Unlike Holland, Anthony did not timely present to the trial court his challenge to the recoverability of attorney’s fees in this case. Anthony did not file a motion for j.n.o.v. to challenge the recoverability of attorney’s fees. And he cites no authority to show that this type of claim can be raised for the first time on appeal. Furthermore, Texas caselaw consistently holds that almost every type of claim can be waived. See, e.g., In re Baby Boy R., 191 S.W.3d 916, 921 (Tex. App.—Dallas 2006, pet. denied) (observing that even constitutional claims can be waived if not properly preserved); Jess v. Libson, 742 S.W.2d 90, 92 (Tex. App.—Austin 1987, no writ) (refusing to address appellee’s cross-issue concerning the recoverability of attorney’s fees because “the record contains no specific objection to the submission of the issue of attorney’s fees” and thus appellees failed to preserve the issue for review). Therefore, we overrule Anthony’s sole issue.” Snowden v. Artesia Wells Ranch 1994, Ltd., No. 13-19-00157-CV, 2020 Tex. App. LEXIS 4022, at *4-5 (Tex.
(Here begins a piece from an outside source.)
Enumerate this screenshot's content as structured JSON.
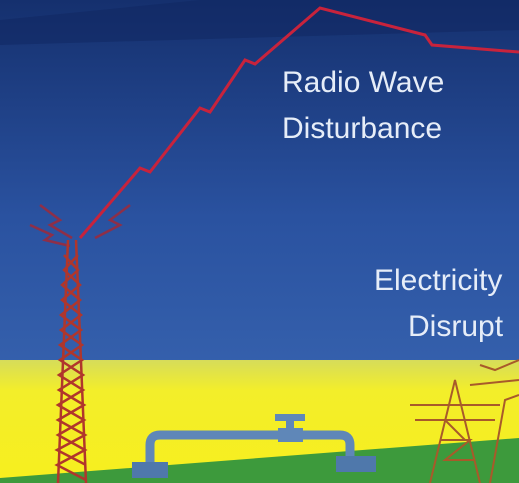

App.—Corpus Christi May 21, 2020)
Remember–a party can raise a complaint about subjection matter jurisdiction for the first time on appeal:
Subject Matter Jurisdiction: “ In its first issue, Suite 900 argues that although the trial court initially had subject-matter jurisdiction over the Vegas’ claims, the Vegas divested the trial court of that jurisdiction when they withdrew the surplus sale proceeds from the County Court Registry. n. 13 n. 13 The Vegas argue that Suite 900 failed to preserve error regarding its first issue concerning subject-matter jurisdiction. However, subject-matter jurisdiction is an issue that may be raised for the first time on appeal. Tex. Ass’n of Bus. v. Tex. Air Control Bd., 852 S.W.2d 440, 445 (Tex. 1993).” Suite 900, LLC v. Vega, No. 02-19-00271-CV, 2020 Tex. App. LEXIS 4008, at *19, n. 13 (Tex. App.—Fort Worth May 21, 2020)
I’ve not included the opinions which address situations where complaints were not raised at all–save for Snowden, above, which pointed out the post-trial opportunities to complain about the recoverability of fees.
That’s all for now. Y’all stay safe and well.